4. Implement an external, offsite backup system for user data based on data classification and sensitivity: Hosting data offsite is becoming a preferred storage method for many small businesses and accounting firms, according to Stark.
"It makes a lot of business sense. It solves a lot of problems for business-continuity reasons, and it is a simple and effective method to store data," he said. "I talked to a couple of clients who had a massive, catastrophic data loss because of hard drives that failed on computers and the backups were not working. Any type of backup solution, whether it is a Cloud system or internal, needs to be monitored to see if the backup is working and then periodically tested to see if you can restore the data.

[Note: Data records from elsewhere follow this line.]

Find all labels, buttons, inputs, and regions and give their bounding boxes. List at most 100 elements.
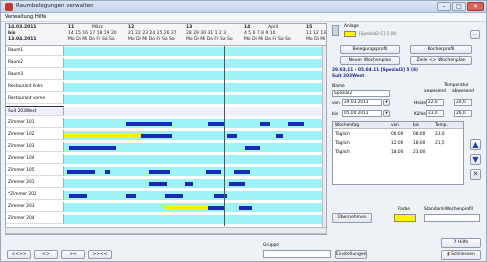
booking-bar[interactable] <box>234 170 250 174</box>
von-date-field[interactable]: 29.03.2011 <box>342 99 382 106</box>
kochprofil-button[interactable]: Kocherprofil <box>410 45 472 54</box>
von-date-dropdown[interactable]: ▾ <box>383 99 390 106</box>
room-label[interactable]: *Zimmer 202 <box>6 190 64 200</box>
vertical-scrollbar[interactable] <box>322 46 326 234</box>
anlage-select-button[interactable]: … <box>470 30 480 39</box>
standard-wochenprofil-select[interactable] <box>424 214 480 222</box>
table-row[interactable]: Täglich 12:00 18:00 21,5 <box>333 139 463 148</box>
room-timeline[interactable] <box>64 107 322 117</box>
booking-bar[interactable] <box>208 206 224 210</box>
room-timeline[interactable] <box>64 131 322 141</box>
nav-next-button[interactable]: >< <box>61 250 85 259</box>
room-label[interactable]: Zimmer 101 <box>6 118 64 128</box>
booking-bar[interactable] <box>149 182 168 186</box>
room-label[interactable]: Restaurant vorne <box>6 94 64 104</box>
month-label: März <box>92 25 103 30</box>
room-timeline[interactable] <box>64 71 322 81</box>
booking-bar[interactable] <box>105 170 111 174</box>
room-timeline[interactable] <box>64 95 322 105</box>
room-label[interactable]: Zimmer 104 <box>6 154 64 164</box>
heizen-abwesend-field[interactable]: 20,0 <box>454 99 472 106</box>
booking-bar[interactable] <box>275 134 284 138</box>
booking-bar[interactable] <box>125 122 173 126</box>
heizen-anwesend-field[interactable]: 22,0 <box>426 99 444 106</box>
schliessen-button[interactable]: ▮ Schliessen <box>441 250 481 260</box>
move-up-button[interactable]: ▲ <box>470 139 481 150</box>
bis-date-field[interactable]: 05.04.2011 <box>342 110 382 117</box>
room-timeline[interactable] <box>64 143 322 153</box>
horizontal-scrollbar[interactable] <box>5 227 327 234</box>
room-timeline[interactable] <box>64 167 322 177</box>
nav-first-button[interactable]: <<>> <box>7 250 31 259</box>
room-label[interactable]: Zimmer 201 <box>6 178 64 188</box>
booking-bar[interactable] <box>208 122 224 126</box>
kuehlen-anwesend-field[interactable]: 23,0 <box>426 110 444 117</box>
booking-bar[interactable] <box>229 182 245 186</box>
kuehlen-abwesend-field[interactable]: 26,0 <box>454 110 472 117</box>
booking-bar[interactable] <box>64 134 142 138</box>
title-bar: Raumbelegungen verwalten – □ ✕ <box>1 1 486 13</box>
room-timeline[interactable] <box>64 179 322 189</box>
hilfe-button[interactable]: ? Hilfe <box>441 238 481 248</box>
room-timeline[interactable] <box>64 119 322 129</box>
booking-bar[interactable] <box>125 194 137 198</box>
booking-bar[interactable] <box>239 206 253 210</box>
einstellungen-button[interactable]: Einstellungen <box>335 250 367 259</box>
booking-bar[interactable] <box>69 194 88 198</box>
booking-bar[interactable] <box>149 170 170 174</box>
nav-last-button[interactable]: >><< <box>88 250 112 259</box>
booking-bar[interactable] <box>164 194 183 198</box>
booking-bar[interactable] <box>66 170 95 174</box>
room-timeline[interactable] <box>64 47 322 57</box>
nav-prev-button[interactable]: <> <box>34 250 58 259</box>
room-timeline[interactable] <box>64 191 322 201</box>
uebernehmen-button[interactable]: Übernehmen <box>332 213 372 223</box>
table-cell: 08:00 <box>413 132 426 137</box>
booking-bar[interactable] <box>244 146 261 150</box>
room-timeline[interactable] <box>64 155 322 165</box>
minimize-button[interactable]: – <box>437 2 451 11</box>
building-icon <box>332 25 339 36</box>
room-label[interactable]: Restaurant links <box>6 82 64 92</box>
room-label[interactable]: Raum3 <box>6 70 64 80</box>
neuer-wochenplan-button[interactable]: Neuer Wochenplan <box>340 56 400 65</box>
name-field[interactable]: Spezial2 <box>332 90 390 97</box>
room-label[interactable]: Zimmer 204 <box>6 214 64 224</box>
menu-hilfe[interactable]: Hilfe <box>35 14 46 20</box>
room-label[interactable]: Zimmer 102 <box>6 130 64 140</box>
room-timeline[interactable] <box>64 203 322 213</box>
zeile-wochenplan-button[interactable]: Zeile <> Wochenplan <box>410 56 472 65</box>
gruppe-select[interactable] <box>263 250 331 258</box>
room-label[interactable]: Raum2 <box>6 58 64 68</box>
booking-bar[interactable] <box>141 134 173 138</box>
app-window: Raumbelegungen verwalten – □ ✕ Verwaltun… <box>0 0 487 262</box>
room-label[interactable]: Suit 203West <box>6 106 64 116</box>
room-timeline[interactable] <box>64 83 322 93</box>
booking-bar[interactable] <box>69 146 116 150</box>
delete-button[interactable]: ✕ <box>470 169 481 180</box>
move-down-button[interactable]: ▼ <box>470 154 481 165</box>
booking-bar[interactable] <box>226 134 237 138</box>
room-label[interactable]: Zimmer 203 <box>6 202 64 212</box>
room-label[interactable]: Raum1 <box>6 46 64 56</box>
close-button[interactable]: ✕ <box>467 2 484 11</box>
app-icon <box>5 3 13 11</box>
room-label[interactable]: Zimmer 105 <box>6 166 64 176</box>
farbe-swatch[interactable] <box>394 214 416 222</box>
room-label[interactable]: Zimmer 103 <box>6 142 64 152</box>
table-row[interactable]: Täglich 18:00 23:00 <box>333 148 463 157</box>
maximize-button[interactable]: □ <box>452 2 466 11</box>
belegungsprofil-button[interactable]: Belegungsprofil <box>340 45 400 54</box>
booking-bar[interactable] <box>164 206 209 210</box>
week-number: 14 <box>244 25 251 30</box>
table-row[interactable]: Täglich 06:00 08:00 23,0 <box>333 130 463 139</box>
menu-verwaltung[interactable]: Verwaltung <box>5 14 33 20</box>
bis-date-dropdown[interactable]: ▾ <box>383 110 390 117</box>
room-timeline[interactable] <box>64 215 322 225</box>
booking-bar[interactable] <box>260 122 271 126</box>
booking-bar[interactable] <box>185 182 193 186</box>
schedule-table: Wochentag von bis Temp. Täglich 06:00 08:0… <box>332 121 464 185</box>
booking-bar[interactable] <box>288 122 304 126</box>
booking-bar[interactable] <box>205 170 222 174</box>
room-timeline[interactable] <box>64 59 322 69</box>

That is absolutely critical."
The Service Organization Control (SOC) 2 reporting standard from the American Institute of CPAs (AICPA) enables Cloud providers to offer customers and other stakeholders a written report on the security, availability, processing integrity, confidentiality, and privacy of their systems and internal controls.
"SOC 2 is really focused on the evolving landscape of IT and how Cloud has become such a valuable solution, but you really want to have some sort of assertion that providers' systems are sound," Stark said. "We expect this report to be more demanded by customers of Cloud service providers. It is something any small business can ask for when they talk to potential providers: Do you have this report? How are your systems set up? What is your response time? Where is the data physically located? How am I going to make sure that it is available when I need it?"
5. Monitor and maintain physical risk assessment of the network under security procedures: Successful risk assessment takes IT personnel to sometimes take a step back from a system that "may be their baby" and figure out if the system is vulnerable to risk, Stark said. He also said it is critical for senior management to understand that security is an important element for the business to survive and thrive.
"You really need to have a multitiered, multipronged approach with top-level support from management. It should be aligned with the business risks that you have, and it should be aligned with the use of the technology that your company has," Stark said. "A mom-and-pop grocery store may have one different set of challenges versus a company that handles confidential client data and has multiple offices connected remotely with people with laptops."
Monitoring the network is another critical piece of any control structure, Stark added.
"You can either do it as a surprise, or you can do it on a consistent basis. But the monitoring element has to exist because of the changes in technology and the changes in access solutions," he concluded. "At a small or medium-sized business or accounting firm, monitoring the backup system and testing the data restore function needs to be done at least on an annual basis or when there have been major changes to the network. If you think the backup is running and it actually is not, that is a big problem."